Sources: AAHA Canine Life Stage Guidelines (2019). Royal Canin growth standard charts. Hawthorne AJ et al., "Body-weight changes during growth in puppies of different breeds," J Nutr (2004).
Frequently asked questions
How accurate is this calculator?
Within roughly ±15% for typical-breed puppies in the right size band. Mixed-breed puppies have wider variance — paw size and parents' weight are the best predictors when the breed is unknown. Use this as a planning estimate, not a guarantee.
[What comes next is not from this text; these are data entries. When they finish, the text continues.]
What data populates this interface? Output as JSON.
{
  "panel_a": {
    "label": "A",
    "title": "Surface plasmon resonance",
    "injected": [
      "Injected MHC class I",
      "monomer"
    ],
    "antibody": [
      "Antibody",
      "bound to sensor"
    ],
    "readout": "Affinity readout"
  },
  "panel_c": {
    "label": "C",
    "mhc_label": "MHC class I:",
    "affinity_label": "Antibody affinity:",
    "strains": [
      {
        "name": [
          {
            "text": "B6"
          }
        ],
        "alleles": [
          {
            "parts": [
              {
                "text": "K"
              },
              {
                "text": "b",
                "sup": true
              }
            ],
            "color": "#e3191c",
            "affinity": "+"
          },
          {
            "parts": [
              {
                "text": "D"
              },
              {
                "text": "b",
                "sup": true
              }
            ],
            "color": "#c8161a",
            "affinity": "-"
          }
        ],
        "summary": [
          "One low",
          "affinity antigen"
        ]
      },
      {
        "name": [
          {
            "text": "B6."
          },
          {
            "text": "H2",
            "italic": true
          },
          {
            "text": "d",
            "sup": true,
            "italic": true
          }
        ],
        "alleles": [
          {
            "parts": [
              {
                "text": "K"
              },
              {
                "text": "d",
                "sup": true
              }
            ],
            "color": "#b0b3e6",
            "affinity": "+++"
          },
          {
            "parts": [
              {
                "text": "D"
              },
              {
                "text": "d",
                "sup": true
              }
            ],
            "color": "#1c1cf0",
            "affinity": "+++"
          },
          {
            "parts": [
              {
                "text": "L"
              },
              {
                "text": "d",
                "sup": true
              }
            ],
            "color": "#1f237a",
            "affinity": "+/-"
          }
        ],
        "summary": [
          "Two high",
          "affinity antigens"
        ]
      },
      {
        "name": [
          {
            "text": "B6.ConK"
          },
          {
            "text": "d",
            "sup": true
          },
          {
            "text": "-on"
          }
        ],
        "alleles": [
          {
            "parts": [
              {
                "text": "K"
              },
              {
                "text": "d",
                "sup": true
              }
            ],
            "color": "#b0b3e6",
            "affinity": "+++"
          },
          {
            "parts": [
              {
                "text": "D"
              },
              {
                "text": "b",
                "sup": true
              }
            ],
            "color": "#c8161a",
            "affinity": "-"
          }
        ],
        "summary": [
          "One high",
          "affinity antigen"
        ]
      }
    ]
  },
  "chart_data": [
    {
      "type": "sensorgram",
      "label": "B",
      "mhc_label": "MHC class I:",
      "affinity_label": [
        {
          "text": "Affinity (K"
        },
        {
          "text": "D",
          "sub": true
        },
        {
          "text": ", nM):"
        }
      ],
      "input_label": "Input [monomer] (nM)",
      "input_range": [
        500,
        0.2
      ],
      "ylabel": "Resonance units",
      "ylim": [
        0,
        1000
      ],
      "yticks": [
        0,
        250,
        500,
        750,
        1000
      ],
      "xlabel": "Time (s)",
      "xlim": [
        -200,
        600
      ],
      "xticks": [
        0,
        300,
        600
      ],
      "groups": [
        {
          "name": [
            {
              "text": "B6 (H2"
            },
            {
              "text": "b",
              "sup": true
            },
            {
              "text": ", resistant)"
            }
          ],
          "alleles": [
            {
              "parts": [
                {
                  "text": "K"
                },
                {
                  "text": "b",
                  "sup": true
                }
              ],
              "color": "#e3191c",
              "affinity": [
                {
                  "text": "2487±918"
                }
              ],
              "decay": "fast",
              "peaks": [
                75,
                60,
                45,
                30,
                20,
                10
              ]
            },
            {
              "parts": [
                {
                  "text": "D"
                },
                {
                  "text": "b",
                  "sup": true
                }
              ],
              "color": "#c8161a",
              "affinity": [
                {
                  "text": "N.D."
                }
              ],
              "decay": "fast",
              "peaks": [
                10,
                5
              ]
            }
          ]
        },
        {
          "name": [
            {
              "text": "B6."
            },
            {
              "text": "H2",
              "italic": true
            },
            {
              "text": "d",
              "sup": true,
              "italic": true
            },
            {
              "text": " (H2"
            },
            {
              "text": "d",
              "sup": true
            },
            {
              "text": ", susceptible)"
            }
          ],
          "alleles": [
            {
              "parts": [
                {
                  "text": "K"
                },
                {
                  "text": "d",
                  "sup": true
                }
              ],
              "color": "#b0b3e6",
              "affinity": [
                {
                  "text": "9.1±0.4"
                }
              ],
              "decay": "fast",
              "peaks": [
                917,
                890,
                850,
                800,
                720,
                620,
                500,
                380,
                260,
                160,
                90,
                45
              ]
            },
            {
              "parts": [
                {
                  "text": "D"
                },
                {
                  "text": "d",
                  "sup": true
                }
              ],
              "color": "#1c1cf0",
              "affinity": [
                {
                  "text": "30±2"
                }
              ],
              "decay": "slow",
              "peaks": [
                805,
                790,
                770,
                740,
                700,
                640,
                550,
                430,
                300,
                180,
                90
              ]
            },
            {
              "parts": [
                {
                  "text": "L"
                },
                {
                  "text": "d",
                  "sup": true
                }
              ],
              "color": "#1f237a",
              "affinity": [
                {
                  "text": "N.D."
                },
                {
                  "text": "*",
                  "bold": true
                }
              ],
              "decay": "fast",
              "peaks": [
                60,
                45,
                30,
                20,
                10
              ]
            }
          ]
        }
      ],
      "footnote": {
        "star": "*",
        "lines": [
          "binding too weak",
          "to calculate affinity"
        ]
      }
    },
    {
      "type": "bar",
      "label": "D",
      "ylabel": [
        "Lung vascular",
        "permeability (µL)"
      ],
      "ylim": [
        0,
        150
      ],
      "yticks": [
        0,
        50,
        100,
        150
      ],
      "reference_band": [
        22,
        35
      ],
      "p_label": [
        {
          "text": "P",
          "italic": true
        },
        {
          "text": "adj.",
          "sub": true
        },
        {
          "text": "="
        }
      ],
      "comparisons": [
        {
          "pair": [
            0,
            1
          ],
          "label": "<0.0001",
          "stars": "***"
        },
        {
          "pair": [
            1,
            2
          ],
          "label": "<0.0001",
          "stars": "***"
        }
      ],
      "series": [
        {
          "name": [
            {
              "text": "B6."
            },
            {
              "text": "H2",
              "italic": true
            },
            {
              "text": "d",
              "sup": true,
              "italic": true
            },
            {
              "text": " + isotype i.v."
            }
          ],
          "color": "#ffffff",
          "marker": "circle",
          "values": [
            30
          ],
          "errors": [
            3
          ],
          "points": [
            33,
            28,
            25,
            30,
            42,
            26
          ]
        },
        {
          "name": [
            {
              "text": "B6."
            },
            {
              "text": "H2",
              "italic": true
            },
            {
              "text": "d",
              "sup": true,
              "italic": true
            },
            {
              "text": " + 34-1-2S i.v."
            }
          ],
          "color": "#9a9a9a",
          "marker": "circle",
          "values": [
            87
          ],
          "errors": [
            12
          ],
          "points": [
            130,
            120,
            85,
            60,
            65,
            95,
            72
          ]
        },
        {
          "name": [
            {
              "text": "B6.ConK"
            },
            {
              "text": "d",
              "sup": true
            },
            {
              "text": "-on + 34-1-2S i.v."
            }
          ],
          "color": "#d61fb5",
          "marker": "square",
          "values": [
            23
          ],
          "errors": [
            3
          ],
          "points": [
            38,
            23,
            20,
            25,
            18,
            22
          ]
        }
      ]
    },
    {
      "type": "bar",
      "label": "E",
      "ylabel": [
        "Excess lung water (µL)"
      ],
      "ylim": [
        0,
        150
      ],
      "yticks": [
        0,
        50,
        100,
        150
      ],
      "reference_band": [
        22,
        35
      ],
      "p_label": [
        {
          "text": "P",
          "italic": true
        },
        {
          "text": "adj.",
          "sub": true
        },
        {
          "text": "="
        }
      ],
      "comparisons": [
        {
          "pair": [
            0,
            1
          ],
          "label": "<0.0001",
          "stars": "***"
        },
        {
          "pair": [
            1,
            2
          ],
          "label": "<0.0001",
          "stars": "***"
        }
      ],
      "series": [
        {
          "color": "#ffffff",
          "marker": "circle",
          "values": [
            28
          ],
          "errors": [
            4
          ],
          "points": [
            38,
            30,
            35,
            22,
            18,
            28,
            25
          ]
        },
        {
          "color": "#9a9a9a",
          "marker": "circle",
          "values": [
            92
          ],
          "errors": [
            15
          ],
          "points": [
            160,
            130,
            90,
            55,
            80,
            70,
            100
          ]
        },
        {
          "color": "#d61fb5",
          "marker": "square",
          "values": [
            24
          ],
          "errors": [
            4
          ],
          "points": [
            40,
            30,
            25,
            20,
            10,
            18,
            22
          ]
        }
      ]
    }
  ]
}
Re-run every 2–4 weeks during rapid growth (under 6 months) for tighter projections.
What if I don't know my puppy's adult size?
For mixed-breed puppies, paw size is a rough proxy — big-pawed puppies generally become big dogs. Veterinarians often DNA-test or estimate from observable traits. The shelter or breeder usually has a best guess. When in doubt, pick the band that matches the "bigger parent" if you know one.
When should I switch from puppy food to adult food?
When the puppy is at ~90% of expected adult weight. For toy breeds that's 8–9 months; for giant breeds 14–18 months. Switching too early risks developmental issues (especially in large/giant breeds, where joint development extends beyond 18 months). Switching too late risks excess weight gain.
My puppy seems much smaller/bigger than the projection. Should I worry?
Maybe — see a vet. Common causes for unusually small puppies: parasites (very common), congenital portosystemic shunt, runt-of-litter syndrome. Common causes for unusually large puppies: over-feeding (most common), large-for-breed lineage. A vet can rule out the medical causes quickly with bloodwork and a physical.
How fast should my puppy gain weight?
Roughly: 1–4 lb per month for toy/small breeds; 3–8 lb per month for medium/large; 6–15 lb per month for giant. Faster than that suggests over-feeding (which causes orthopedic disease in large breeds). Slower than that warrants a vet check — especially in puppies under 4 months.